Tom and Annie Babcock sat on Torgerson’s focus group when he decided to scale down the Grand Resorts idea. Both spoke at the meeting. Tom said he did not believe the proposal complied with the comprehensive plan, and it could lead to both a precedent and a legal challenge from future developers. Annie said the town needed to be sure the public benefits justified the approval that would increase density and height.
“The codes were written to control and limit,” she said. “It’s your job to preserve the community for years to come.”
Jay Light, also a member of the focus group, also spoke.
“I was one of its most vocal critics to one of its biggest supporters,” he said. “There’s a difference of opinion (with Babcock).”
John Richard, a Crescent Street resident and property owner, also spoke up in favor of what could be his neighbor.
“Bill Spikowski is the father of our code. What a great opportunity it was to have a report on this project, fair and unbiased,” he said. “When I walk out my front door, I’ll see TPI. It’s a good project.”
Andrea Carriere, owner of the Silver Sands Resort, spoke in support “110 percent” of a project that would almost be her next-door neighbor.

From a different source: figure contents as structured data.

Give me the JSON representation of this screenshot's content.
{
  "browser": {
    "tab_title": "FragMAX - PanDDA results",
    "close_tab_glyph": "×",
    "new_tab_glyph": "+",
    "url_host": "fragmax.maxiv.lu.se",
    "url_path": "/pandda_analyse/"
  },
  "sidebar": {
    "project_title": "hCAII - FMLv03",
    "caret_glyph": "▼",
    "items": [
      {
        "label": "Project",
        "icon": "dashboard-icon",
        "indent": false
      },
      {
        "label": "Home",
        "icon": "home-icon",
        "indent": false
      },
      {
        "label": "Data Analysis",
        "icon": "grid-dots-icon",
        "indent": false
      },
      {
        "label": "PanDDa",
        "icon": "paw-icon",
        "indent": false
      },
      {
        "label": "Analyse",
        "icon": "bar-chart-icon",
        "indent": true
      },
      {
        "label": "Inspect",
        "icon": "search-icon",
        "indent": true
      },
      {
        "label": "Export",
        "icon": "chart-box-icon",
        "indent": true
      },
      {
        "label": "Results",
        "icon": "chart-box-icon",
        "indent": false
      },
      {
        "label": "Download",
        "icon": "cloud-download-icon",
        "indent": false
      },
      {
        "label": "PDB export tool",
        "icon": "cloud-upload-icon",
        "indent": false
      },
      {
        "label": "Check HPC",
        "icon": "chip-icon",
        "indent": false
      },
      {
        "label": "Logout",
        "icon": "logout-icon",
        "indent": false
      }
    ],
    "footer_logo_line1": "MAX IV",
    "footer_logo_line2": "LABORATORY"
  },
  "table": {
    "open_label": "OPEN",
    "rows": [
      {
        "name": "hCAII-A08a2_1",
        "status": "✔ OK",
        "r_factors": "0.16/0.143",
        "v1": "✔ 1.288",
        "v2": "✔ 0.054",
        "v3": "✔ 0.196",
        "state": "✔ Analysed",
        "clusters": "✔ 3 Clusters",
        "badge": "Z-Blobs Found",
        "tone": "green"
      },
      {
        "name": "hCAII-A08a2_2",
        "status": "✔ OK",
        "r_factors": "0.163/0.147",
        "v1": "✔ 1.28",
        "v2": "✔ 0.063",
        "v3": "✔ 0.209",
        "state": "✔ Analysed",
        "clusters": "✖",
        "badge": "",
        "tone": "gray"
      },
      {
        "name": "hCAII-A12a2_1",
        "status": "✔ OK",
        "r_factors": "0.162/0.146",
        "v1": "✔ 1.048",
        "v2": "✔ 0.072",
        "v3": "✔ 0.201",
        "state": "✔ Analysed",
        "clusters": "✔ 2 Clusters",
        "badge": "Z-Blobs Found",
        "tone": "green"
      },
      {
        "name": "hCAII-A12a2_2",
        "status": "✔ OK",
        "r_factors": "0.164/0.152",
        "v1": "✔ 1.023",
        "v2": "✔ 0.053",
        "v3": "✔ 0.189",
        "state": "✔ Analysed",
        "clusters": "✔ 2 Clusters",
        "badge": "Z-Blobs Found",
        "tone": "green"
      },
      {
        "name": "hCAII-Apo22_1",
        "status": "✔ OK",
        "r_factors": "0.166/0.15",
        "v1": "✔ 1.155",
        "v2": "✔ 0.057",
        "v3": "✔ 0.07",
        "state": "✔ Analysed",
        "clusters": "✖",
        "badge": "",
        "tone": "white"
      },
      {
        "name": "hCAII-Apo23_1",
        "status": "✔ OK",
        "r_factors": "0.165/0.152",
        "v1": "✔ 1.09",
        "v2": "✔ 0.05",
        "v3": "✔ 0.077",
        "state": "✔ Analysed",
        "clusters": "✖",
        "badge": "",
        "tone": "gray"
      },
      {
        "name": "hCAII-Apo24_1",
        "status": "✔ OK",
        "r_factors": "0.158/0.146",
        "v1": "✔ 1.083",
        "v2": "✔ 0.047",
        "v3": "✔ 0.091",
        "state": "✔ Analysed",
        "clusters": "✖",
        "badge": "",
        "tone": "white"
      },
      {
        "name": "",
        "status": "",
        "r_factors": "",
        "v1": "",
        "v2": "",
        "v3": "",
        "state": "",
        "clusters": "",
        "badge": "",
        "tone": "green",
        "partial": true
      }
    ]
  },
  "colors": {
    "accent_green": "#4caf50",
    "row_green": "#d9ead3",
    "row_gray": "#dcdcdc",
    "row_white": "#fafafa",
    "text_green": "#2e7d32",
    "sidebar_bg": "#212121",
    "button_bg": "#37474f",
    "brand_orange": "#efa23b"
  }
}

She said when Tom Torgerson made his first pitch with the scrapped Grand Resorts plan, she pointed out all the reasons he couldn’t do it in the LDC. When he revised it to the first version of Times Square Resort, she pointed out those issues again, she said. With this third TPI-FMB revision, she’s supportive.
“The third plan, it’s perfect,” she said. “Please let me have a better view of my neighborhood. He’s spent a lot of time, effort and money and talking to the town and town people about what you want.”
With the LPA’s recommendation, the plan must go before Town Council for two public hearings. A date for the first hearing has not been set.